Eric Lars Holmquist -Grounded Innovation: How Do We Invent The Future and How Do We Make it Useful?

Erik Lars Holmquist

I attended a lecture on Monday 19th February 2018 by Professor Eric Lars Holmquist (Professor of Innovation).

Professor Holmquist reflected on his past projects and talked about the best ways to produce useful research results. He presented the notion of “grounded innovation” as a strategy for creating new digital products.

The presentation began talking about the ‘Bubble Badge’ a concept he developed in 1998 that prototyped a wearable digital pin badge that was a digital screen. The user could control or program by an external device the information or picture they wished to display and then it could match their fashion sense or beliefs for however long they wished. Holmquist then went onto outline the ‘Drucker’s 5 principle steps of innovation’. 1) searching for opportunity 2) Analysis 3) Listen 4) Focus 5) Leadership. He talked about how the standard innovative product could take up to 20 years for a company to  take from concept to final product design and prove its viability in a market opportunity. A key example being touch screen actually invented n 1984 but only truly came into effect – reached the ‘slope of enlightenment’ by companies like Apple in the late 21st century.

He then reverted back to his ‘Bubble Badge’ concept and how in this current day on Kickstarter a similar product is receiving large levels of funding entitled ‘Pins Collective‘ .

The learning point here is that with time and the development of technology it takes innovative minds or the appropriate business approach for a concept to be viable. Its also about the right way to market.

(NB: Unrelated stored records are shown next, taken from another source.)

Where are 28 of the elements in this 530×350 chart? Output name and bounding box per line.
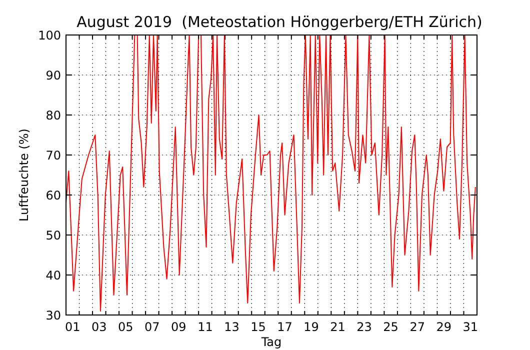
x-tick-label: 25: [383, 320, 398, 334]
y-tick-label: 90: [46, 68, 61, 82]
y-tick-label: 40: [46, 268, 61, 282]
x-tick-label: 15: [250, 320, 266, 334]
x-tick-label: 21: [330, 320, 346, 334]
y-tick-label: 70: [46, 148, 61, 162]
x-tick-label: 01: [64, 320, 80, 334]
y-tick-label: 80: [46, 108, 61, 122]
x-tick-label: 27: [410, 320, 425, 334]
x-tick-label: 19: [304, 320, 319, 334]
y-tick-label: 100: [38, 28, 61, 42]
x-tick-label: 05: [118, 320, 134, 334]
x-tick-label: 31: [462, 320, 478, 334]
x-tick-label: 07: [144, 320, 160, 334]
x-tick-label: 11: [198, 320, 213, 334]
x-axis-title: Tag: [260, 335, 282, 349]
x-tick-label: 17: [277, 320, 292, 334]
x-tick-label: 23: [356, 320, 372, 334]
x-tick-label: 29: [436, 320, 452, 334]
x-tick-label: 09: [171, 320, 186, 334]
y-tick-label: 60: [46, 188, 61, 202]
y-tick-label: 30: [46, 308, 61, 322]
x-tick-label: 03: [92, 320, 107, 334]
chart-title: August 2019 (Meteostation Hönggerberg/ETH Zürich): [76, 13, 482, 31]
line-series: [66, 35, 476, 312]
x-tick-label: 13: [224, 320, 240, 334]
y-tick-label: 50: [46, 228, 61, 242]
y-axis-title: Luftfeuchte (%): [17, 128, 31, 222]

Something being designed to appear futuristic now or consider technology in a more compact fashion that could appear far away, could soon come into possibility in the near future with the development of manufacturing technologies. It is interesting how the pin and technology inside is very similar to that of the wearable laser scan device I am designing. Although not incorporating the laser scanning tech in the pin, my monitoring device could be very similar in size, just as compact and visual in appearance.

A very interesting lecture that motivates an innovative perspective for design.